Bugzilla – Bug 1165158
openssh: several patches are of dubious use or snake oil
Last modified: 2023-05-30 10:42:01 UTC
openssh ships a number of patches, some of dubious use openssh-7.7p1-fips.patch, openssh-7.7p1-fips_checks.patch :openssl 1.1.x does not have a FIPS module, fips_mode() always returns false.the compiler does not know that fact and cannot optimize it out. openssh-7.7p1-seed-prng.patch: always snake oil but now with the addition that in current linus tree /dev/urandom and /dev/random are backed by exactly the same code and the latter only blocks if the CRNG has not been initialised. In most systems it will never block. https://git.kernel.org/pub/scm/linux/kernel/git/torvalds/linux.git/commit/?id=acd77500aa8a337baa6d853568c4b55aca48e20f Also openssl 1.1.x uses a FIPS approved rng by default.

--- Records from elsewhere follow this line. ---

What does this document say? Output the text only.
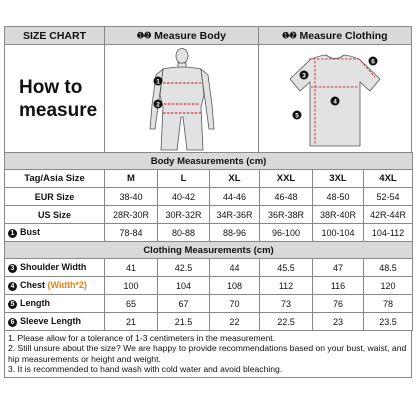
SIZE CHART	➊-➋ Measure Body	➊-➋ Measure Clothing
How to
measure
1
2
3
4
5
6
Body Measurements (cm)						
Tag/Asia Size	M	L	XL	XXL	3XL	4XL
EUR Size	38-40	40-42	44-46	46-48	48-50	52-54
US Size	28R-30R	30R-32R	34R-36R	36R-38R	38R-40R	42R-44R
1 Bust	78-84	80-88	88-96	96-100	100-104	104-112
Clothing Measurements (cm)						
3 Shoulder Width	41	42.5	44	45.5	47	48.5
4 Chest (Width*2)	100	104	108	112	116	120
5 Length	65	67	70	73	76	78
6 Sleeve Length	21	21.5	22	22.5	23	23.5

1. Please allow for a tolerance of 1-3 centimeters in the measurement.

2. Still unsure about the size? We are happy to provide recommendations based on your bust, waist, and hip measurements or height and weight.

3. It is recommended to hand wash with cold water and avoid bleaching.
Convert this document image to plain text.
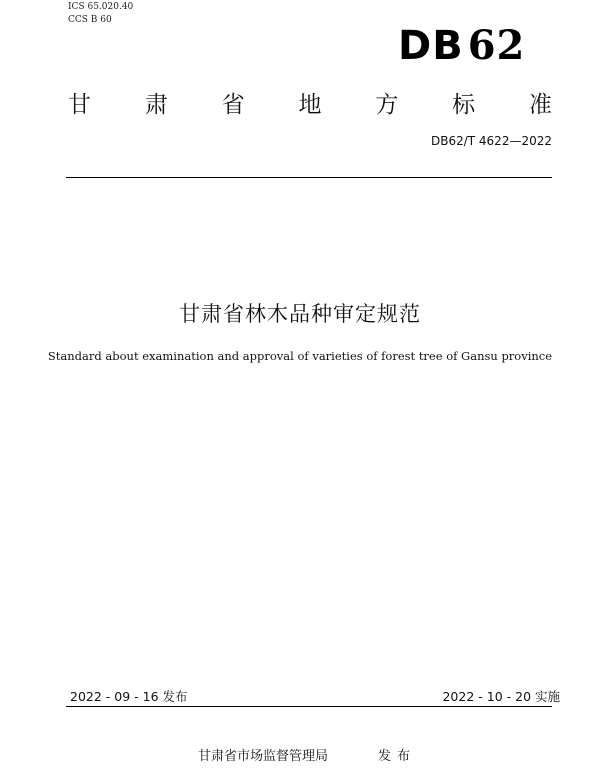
ICS 65.020.40
CCS B 60
DB 62
甘 肃 省 地 方 标 准
DB62/T 4622—2022
甘肃省林木品种审定规范
Standard about examination and approval of varieties of forest tree of Gansu province
2022 - 09 - 16 发布	2022 - 10 - 20 实施
甘肃省市场监督管理局	发布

Thanks. I still need to establish what to do about the first one, but the RNG one will be dropped on the 8.3 update.
(In reply to Hans Petter Jansson from comment #1) > Thanks. I still need to establish what to do about the first one, but the > RNG one will be dropped on the 8.3 update. It is my understanding that you will have to redo all of this since the FIPS provider in openSSL 3.x is a completely different beast.